At The Scripps Research Institute (TSRI), scientists focusing on an extraordinary family of cow antibodies points to new ways to make human medicines.
Vaughn V. Smider, assistant professor of cell and molecular biology at TSRI and principal investigator for the study, noted that these antibodies' structure and their mechanism for creating diversity haven't been seen before in other animals' antibodies.
Antibodies, part of our immune system, are large proteins that resemble lobsters-with a tail and two identical arms for grabbing specific targets (called "antigens," often parts of bacteria or viruses).
At the business end of each arm is a small set of protein loops called complementarity-determining regions or CDRs, which actually do the grabbing. By rearranging and mutating the genes that code for CDRs, an animal's immune system can generate a vast and diverse population of antibodies-which collectively can bind to just about any of the body's foreign invaders.
In humans and in many other mammals, most of an antibody's specificity for a target is governed by the largest CDR region, CDR H3. Researchers have been finding hints that an unusually long version of this domain can sometimes be the key to a successful defense against a dangerous infection.
Waithaka Mwangi, assistant professor in the Texas A and M College of Veterinary Medicine and Biomedical Sciences (CVM), suggests thinking of these long CDRs as a probe on a thin extended scaffold that can fit narrow crevices to reach and bind unique hidden pathogen determinants that ordinary antibodies cannot.
Reports on these antibodies recently caught the interest of Smider, whose area of research includes finding new ways to generate therapeutic antibody proteins.
To investigate, Smider assembled a collaboration that included the TSRI laboratories of Wilson and Peter G. Schultz, who is the Scripps Family Chair Professor of Chemistry, as well as researchers at CVM. Michael F. Criscitiello, assistant professor at the CVM and a co-author of the paper, embraced the chance to contribute to the groundbreaking study and noted researchers at CVM offered key immunology proficiency with-and access to-cows.
The team performed a detailed structural and sequence analysis of these unusually long CDR H3 cow antibodies, to gain insight into how they are made naturally-and how such structures might be engineered in the laboratory.
First author Feng Wang, at the time a postdoctoral research associate with Schultz and Smider at TSRI, led the effort to purify long CDR H3 cow antibodies-which represent about 10 percent of the cow antibody repertoire-and analyze their corresponding gene sequences. Co-first author Damien C. Ekiert, at the time a graduate student in the Wilson laboratory at TSRI, was able to crystallize the long CDR H3 antibody samples and determine the 3D atomic structures of two representative antibodies by X-ray crystallography.
Although the structure of the long CDR H3 protein in Wilson's human anti-HIV antibody had seemed unusual, the corresponding structure in the cow antibodies turned out to be unique in the known world of animal antibodies: a long "stalk" element topped by an antigen-binding "knob." Sequencing of the DNA that codes for the knob region revealed an unusual abundance of cysteine-a sulfur-containing amino acid that is apt to bond to a nearby cysteine on the same protein chain, thus forming a loop.
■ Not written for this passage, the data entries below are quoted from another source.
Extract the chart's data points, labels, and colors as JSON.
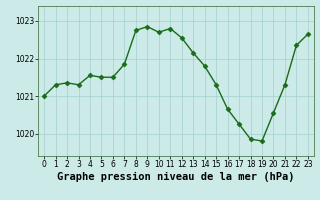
{
  "x": [
    0,
    1,
    2,
    3,
    4,
    5,
    6,
    7,
    8,
    9,
    10,
    11,
    12,
    13,
    14,
    15,
    16,
    17,
    18,
    19,
    20,
    21,
    22,
    23
  ],
  "y": [
    1021.0,
    1021.3,
    1021.35,
    1021.3,
    1021.55,
    1021.5,
    1021.5,
    1021.85,
    1022.75,
    1022.85,
    1022.7,
    1022.8,
    1022.55,
    1022.15,
    1021.8,
    1021.3,
    1020.65,
    1020.25,
    1019.85,
    1019.8,
    1020.55,
    1021.3,
    1022.35,
    1022.65
  ],
  "line_color": "#1a6b1a",
  "marker_color": "#1a6b1a",
  "bg_color": "#cceae7",
  "grid_color": "#aad4d0",
  "xlabel": "Graphe pression niveau de la mer (hPa)",
  "xlabel_fontsize": 7.5,
  "ytick_labels": [
    "1020",
    "1021",
    "1022",
    "1023"
  ],
  "yticks": [
    1020,
    1021,
    1022,
    1023
  ],
  "xticks": [
    0,
    1,
    2,
    3,
    4,
    5,
    6,
    7,
    8,
    9,
    10,
    11,
    12,
    13,
    14,
    15,
    16,
    17,
    18,
    19,
    20,
    21,
    22,
    23
  ],
  "ylim": [
    1019.4,
    1023.4
  ],
  "xlim": [
    -0.5,
    23.5
  ],
  "tick_fontsize": 5.5,
  "marker_size": 2.5,
  "line_width": 1.0
}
Analyses of these DNA sequences also indicated that, in the cow B-cells where these antibodies are made, the knob-coding gene segments are extraordinarily likely to develop point mutations that either add or subtract cysteines. The effect of these tiny mutations is to create or remove-often radically-antigen-grabbing loops on the structure.
"This is a very efficient way to evolve new protein folds," said Wang. Indeed, it seems to be the principal way in which the cow immune system creates a diverse set of these long CDR H3 antibodies.
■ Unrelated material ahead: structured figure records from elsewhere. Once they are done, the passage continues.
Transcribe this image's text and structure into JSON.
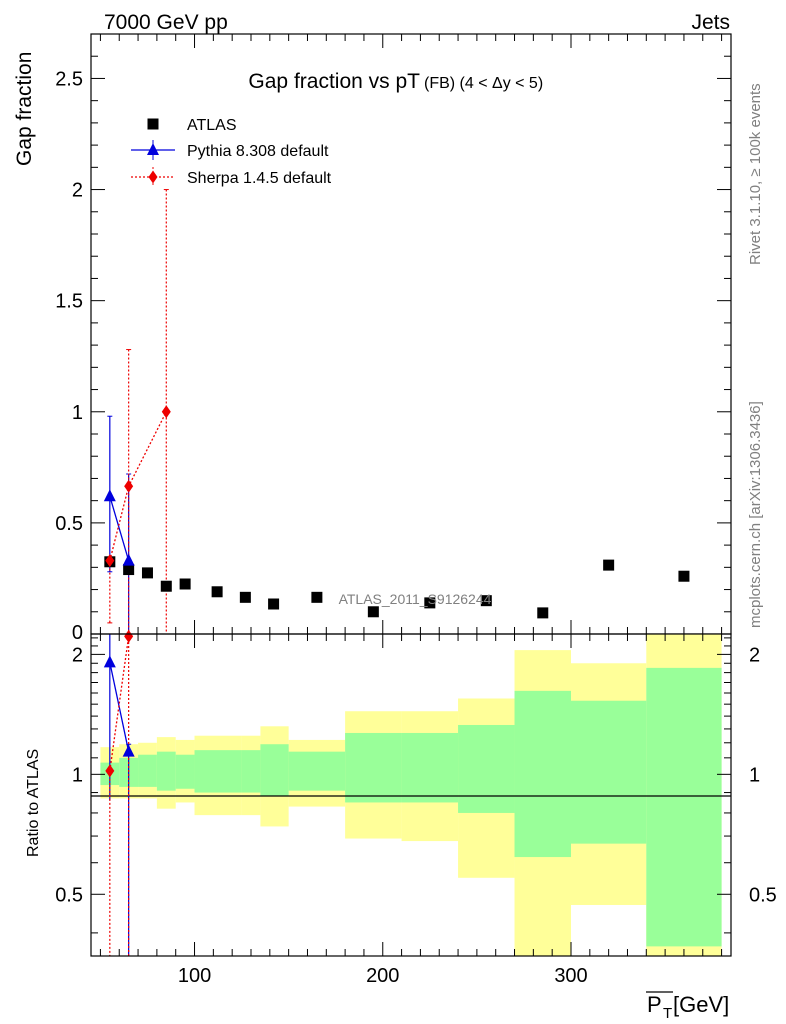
{
  "header": {
    "left": "7000 GeV pp",
    "right": "Jets"
  },
  "side": {
    "rivet": "Rivet 3.1.10, ≥ 100k events",
    "mcplots": "mcplots.cern.ch [arXiv:1306.3436]"
  },
  "colors": {
    "atlas": "#000000",
    "pythia": "#0000dd",
    "sherpa": "#ee0000",
    "band_inner": "#99ff99",
    "band_outer": "#ffff99"
  },
  "chart_data": [
    {
      "panel": "main",
      "type": "scatter",
      "title_main": "Gap fraction vs pT",
      "title_sub": "(FB) (4 < Δy < 5)",
      "ylabel": "Gap fraction",
      "ylim": [
        0,
        2.7
      ],
      "xlim": [
        45,
        385
      ],
      "yticks": [
        "0.5",
        "1",
        "1.5",
        "2",
        "2.5"
      ],
      "ytick_values": [
        0.5,
        1,
        1.5,
        2,
        2.5
      ],
      "ytick_zero": "0",
      "watermark": "ATLAS_2011_S9126244",
      "legend": {
        "position": "top-left",
        "entries": [
          "ATLAS",
          "Pythia 8.308 default",
          "Sherpa 1.4.5 default"
        ]
      },
      "series": [
        {
          "name": "ATLAS",
          "marker": "square",
          "x": [
            55,
            65,
            75,
            85,
            95,
            112,
            127,
            142,
            165,
            195,
            225,
            255,
            285,
            320,
            360
          ],
          "y": [
            0.325,
            0.29,
            0.275,
            0.215,
            0.225,
            0.19,
            0.165,
            0.135,
            0.165,
            0.1,
            0.14,
            0.15,
            0.095,
            0.31,
            0.26
          ]
        },
        {
          "name": "Pythia 8.308 default",
          "marker": "triangle",
          "x": [
            55,
            65
          ],
          "y": [
            0.62,
            0.33
          ],
          "yerr_low": [
            0.34,
            0.33
          ],
          "yerr_high": [
            0.36,
            0.39
          ]
        },
        {
          "name": "Sherpa 1.4.5 default",
          "marker": "diamond",
          "x": [
            55,
            65,
            85
          ],
          "y": [
            0.33,
            0.665,
            1.0
          ],
          "yerr_low": [
            0.28,
            0.665,
            1.0
          ],
          "yerr_high": [
            0.0,
            0.615,
            1.0
          ]
        }
      ]
    },
    {
      "panel": "ratio",
      "type": "line",
      "ylabel": "Ratio to ATLAS",
      "xlabel": "P̅T [GeV]",
      "xlabel_main": "P",
      "xlabel_sub": "T",
      "xlabel_unit": " [GeV]",
      "ylim": [
        0.35,
        2.25
      ],
      "xlim": [
        45,
        385
      ],
      "yticks": [
        "0.5",
        "1",
        "2"
      ],
      "ytick_values": [
        0.5,
        1,
        2
      ],
      "xticks": [
        "100",
        "200",
        "300"
      ],
      "xtick_values": [
        100,
        200,
        300
      ],
      "bands": {
        "edges": [
          50,
          60,
          70,
          80,
          90,
          100,
          125,
          135,
          150,
          180,
          210,
          240,
          270,
          300,
          340,
          380
        ],
        "outer_low": [
          0.87,
          0.87,
          0.87,
          0.82,
          0.85,
          0.79,
          0.79,
          0.74,
          0.83,
          0.69,
          0.68,
          0.55,
          0.35,
          0.47,
          0.35
        ],
        "outer_high": [
          1.17,
          1.19,
          1.2,
          1.24,
          1.22,
          1.25,
          1.25,
          1.32,
          1.22,
          1.44,
          1.44,
          1.55,
          2.05,
          1.9,
          2.25
        ],
        "inner_low": [
          0.94,
          0.93,
          0.93,
          0.91,
          0.92,
          0.9,
          0.9,
          0.88,
          0.91,
          0.85,
          0.85,
          0.8,
          0.62,
          0.67,
          0.37
        ],
        "inner_high": [
          1.07,
          1.1,
          1.12,
          1.14,
          1.12,
          1.15,
          1.15,
          1.19,
          1.14,
          1.27,
          1.27,
          1.33,
          1.62,
          1.53,
          1.85
        ]
      },
      "series": [
        {
          "name": "Pythia 8.308 default",
          "marker": "triangle",
          "x": [
            55,
            65
          ],
          "y": [
            1.91,
            1.14
          ],
          "yerr_low": [
            1.05,
            1.14
          ],
          "yerr_high": [
            0.34,
            0.05
          ]
        },
        {
          "name": "Sherpa 1.4.5 default",
          "marker": "diamond",
          "x": [
            55,
            65
          ],
          "y": [
            1.02,
            2.27
          ],
          "yerr_low": [
            1.02,
            2.27
          ],
          "yerr_high": [
            0.0,
            0.0
          ]
        }
      ]
    }
  ]
}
In the cows, binding of these antibodies to viruses is almost entirely done by the knob on the long CDR H3, which shows that these antibodies do have an important function in the immune system.
"For the very first time we have an ultra-long CDR3 antibody binding to an actual pathogen," said Mwangi.
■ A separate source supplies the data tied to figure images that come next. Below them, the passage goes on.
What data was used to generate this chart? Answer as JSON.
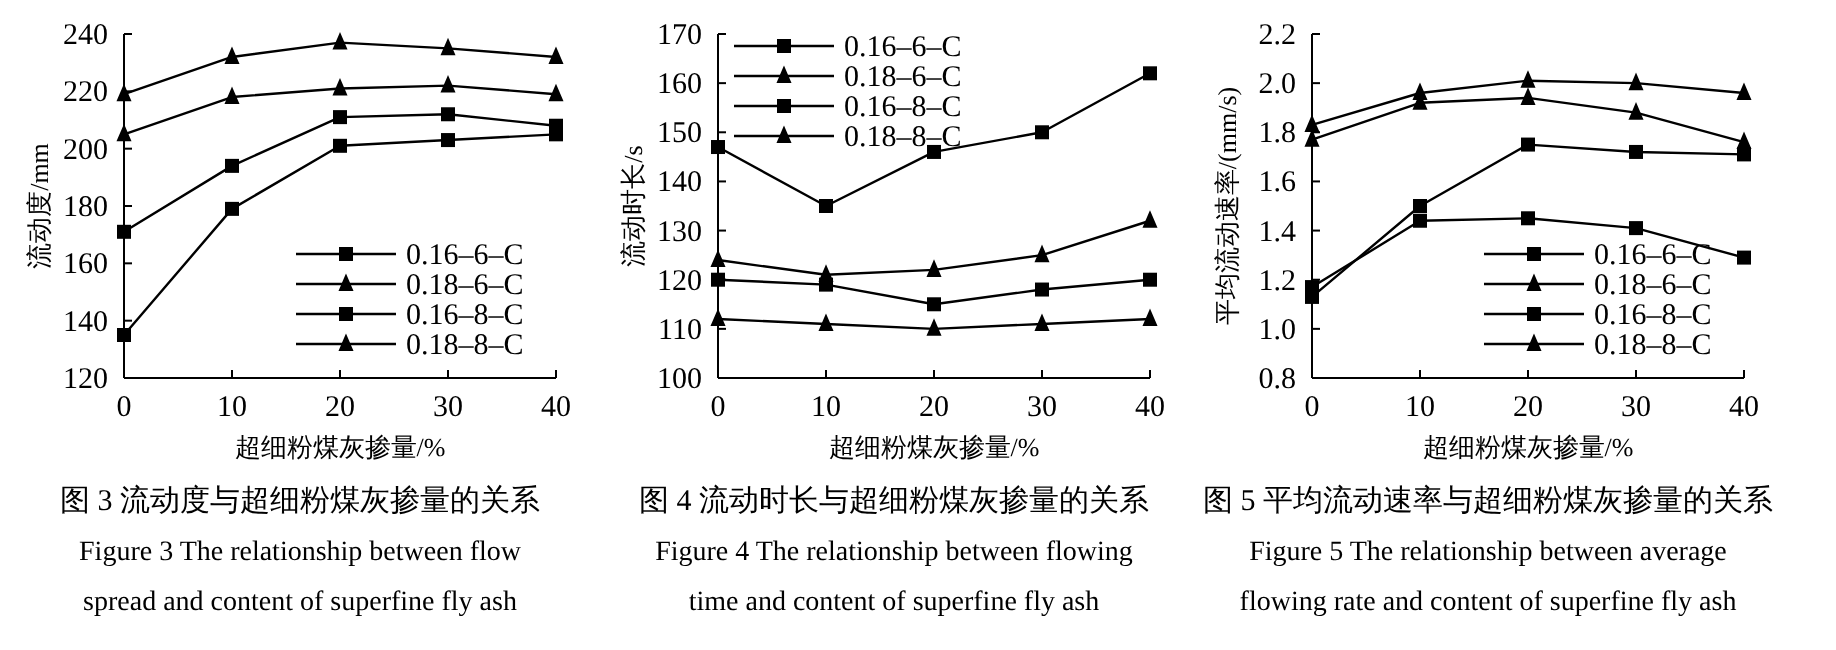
{
  "chart_data": [
    {
      "type": "line",
      "xlabel": "超细粉煤灰掺量/%",
      "ylabel": "流动度/mm",
      "x": [
        0,
        10,
        20,
        30,
        40
      ],
      "xlim": [
        0,
        40
      ],
      "xticks": [
        0,
        10,
        20,
        30,
        40
      ],
      "ylim": [
        120,
        240
      ],
      "yticks": [
        120,
        140,
        160,
        180,
        200,
        220,
        240
      ],
      "legend": "bottom right",
      "line_style": "solid",
      "series": [
        {
          "name": "0.16–6–C",
          "color": "#000000",
          "marker": "square",
          "values": [
            171,
            194,
            211,
            212,
            208
          ]
        },
        {
          "name": "0.18–6–C",
          "color": "#000000",
          "marker": "triangle",
          "values": [
            219,
            232,
            237,
            235,
            232
          ]
        },
        {
          "name": "0.16–8–C",
          "color": "#000000",
          "marker": "square",
          "values": [
            135,
            179,
            201,
            203,
            205
          ]
        },
        {
          "name": "0.18–8–C",
          "color": "#000000",
          "marker": "triangle",
          "values": [
            205,
            218,
            221,
            222,
            219
          ]
        }
      ],
      "annotations": [
        "图 3  流动度与超细粉煤灰掺量的关系",
        "Figure 3    The relationship between flow",
        "spread and content of superfine fly ash"
      ]
    },
    {
      "type": "line",
      "xlabel": "超细粉煤灰掺量/%",
      "ylabel": "流动时长/s",
      "x": [
        0,
        10,
        20,
        30,
        40
      ],
      "xlim": [
        0,
        40
      ],
      "xticks": [
        0,
        10,
        20,
        30,
        40
      ],
      "ylim": [
        100,
        170
      ],
      "yticks": [
        100,
        110,
        120,
        130,
        140,
        150,
        160,
        170
      ],
      "legend": "top left",
      "line_style": "solid",
      "series": [
        {
          "name": "0.16–6–C",
          "color": "#000000",
          "marker": "square",
          "values": [
            147,
            135,
            146,
            150,
            162
          ]
        },
        {
          "name": "0.18–6–C",
          "color": "#000000",
          "marker": "triangle",
          "values": [
            124,
            121,
            122,
            125,
            132
          ]
        },
        {
          "name": "0.16–8–C",
          "color": "#000000",
          "marker": "square",
          "values": [
            120,
            119,
            115,
            118,
            120
          ]
        },
        {
          "name": "0.18–8–C",
          "color": "#000000",
          "marker": "triangle",
          "values": [
            112,
            111,
            110,
            111,
            112
          ]
        }
      ],
      "annotations": [
        "图 4  流动时长与超细粉煤灰掺量的关系",
        "Figure 4    The relationship between flowing",
        "time and content of superfine fly ash"
      ]
    },
    {
      "type": "line",
      "xlabel": "超细粉煤灰掺量/%",
      "ylabel": "平均流动速率/(mm/s)",
      "x": [
        0,
        10,
        20,
        30,
        40
      ],
      "xlim": [
        0,
        40
      ],
      "xticks": [
        0,
        10,
        20,
        30,
        40
      ],
      "ylim": [
        0.8,
        2.2
      ],
      "yticks": [
        {
          "value": 0.8,
          "label": "0.8"
        },
        {
          "value": 1.0,
          "label": "1.0"
        },
        {
          "value": 1.2,
          "label": "1.2"
        },
        {
          "value": 1.4,
          "label": "1.4"
        },
        {
          "value": 1.6,
          "label": "1.6"
        },
        {
          "value": 1.8,
          "label": "1.8"
        },
        {
          "value": 2.0,
          "label": "2.0"
        },
        {
          "value": 2.2,
          "label": "2.2"
        }
      ],
      "legend": "bottom right",
      "line_style": "solid",
      "series": [
        {
          "name": "0.16–6–C",
          "color": "#000000",
          "marker": "square",
          "values": [
            1.17,
            1.44,
            1.45,
            1.41,
            1.29
          ]
        },
        {
          "name": "0.18–6–C",
          "color": "#000000",
          "marker": "triangle",
          "values": [
            1.77,
            1.92,
            1.94,
            1.88,
            1.76
          ]
        },
        {
          "name": "0.16–8–C",
          "color": "#000000",
          "marker": "square",
          "values": [
            1.13,
            1.5,
            1.75,
            1.72,
            1.71
          ]
        },
        {
          "name": "0.18–8–C",
          "color": "#000000",
          "marker": "triangle",
          "values": [
            1.83,
            1.96,
            2.01,
            2.0,
            1.96
          ]
        }
      ],
      "annotations": [
        "图 5  平均流动速率与超细粉煤灰掺量的关系",
        "Figure 5    The relationship between average",
        "flowing rate and content of superfine fly ash"
      ]
    }
  ]
}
One question that remains is why the cow immune system evolved to make such antibodies. Smider suspects that it has to do with cows' unusual, four-chambered, grass-fermenting stomach, with its extensive collection of bacteria and other microorganisms.
Smider, Schultz, and Wang, who now has his own laboratory at the California Institute for Biomedical Research (CALIBR), hope to harness the potential power of long CDR H3 antibodies for a wide variety of human-and perhaps also veterinary-medical applications.
The study appears as the cover story in the recent issue of the journal Cell.